During the month of October, one of the most recurring threats in Spain has been those involving malware specialized in information theft, known as infostealers. For some time now, it’s been common for cybercriminals to launch recurring campaigns aimed at acquiring user credentials.
Among the most well-known families of this type of malware, we find Redline Stealer, a threat that has been at the top of threat detection lists for several months. For this reason, we must highlight the significant news regarding the dismantling of the infrastructure of the Redline and Meta infostealers, following a police operation carried out by the Dutch National Police and other international partners such as the FBI.
This dismantling has led other families of infostealers to take over, and during the past month, we have detected numerous campaigns targeting Spain (and other nearby countries like Italy) involving Snake Keylogger. This threat continues to use emails with supposed invoices and estimates as its main attack vector, meaning that its techniques have not changed compared to those used by Redline.
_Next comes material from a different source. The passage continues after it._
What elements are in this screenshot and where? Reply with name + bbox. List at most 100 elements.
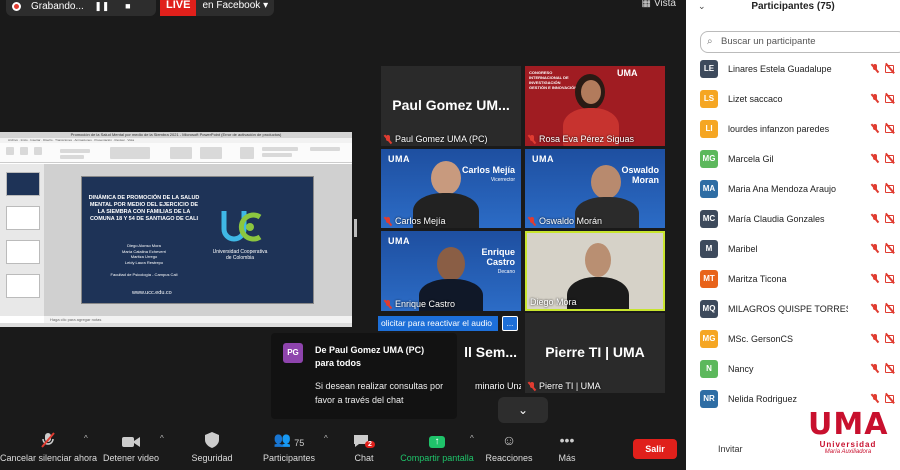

Another police operation, carried out this time by the Civil Guard at Madrid-Barajas Airport, led to the arrest of one of the main individuals responsible for the infrastructure of the notorious Lockbit ransomware. This malware has affected around 2,500 companies in 120 countries, being one of the most feared threats for businesses and organizations worldwide for a long time.
Cyberattack on Internet Archive and phishing cases in Spain
One of the most notable cyberattacks in October was directed at The Internet Archive. This organization, considered by many to be the great library of the Internet, suffered a security breach that ultimately compromised the private data of 31 million users. To make matters worse, this organization also suffered DDoS attacks that prevented access to its website and, consequently, to the information stored there.
Regarding Spain, during the past month, numerous campaigns aimed at stealing information related to credit cards were once again observed. In these campaigns, criminals impersonated a logistics company like DHL, both in the email used as the initial attack vector and in the malicious website used to attempt to steal victims’ data.
We must also not forget the new techniques employed by criminals in several European countries, such as the use of QR codes to impersonate companies responsible for managing electric vehicle charging stations. Criminals use fraudulent QR codes placed over the genuine ones, leading users to fraudulent websites where their credit card information is stolen.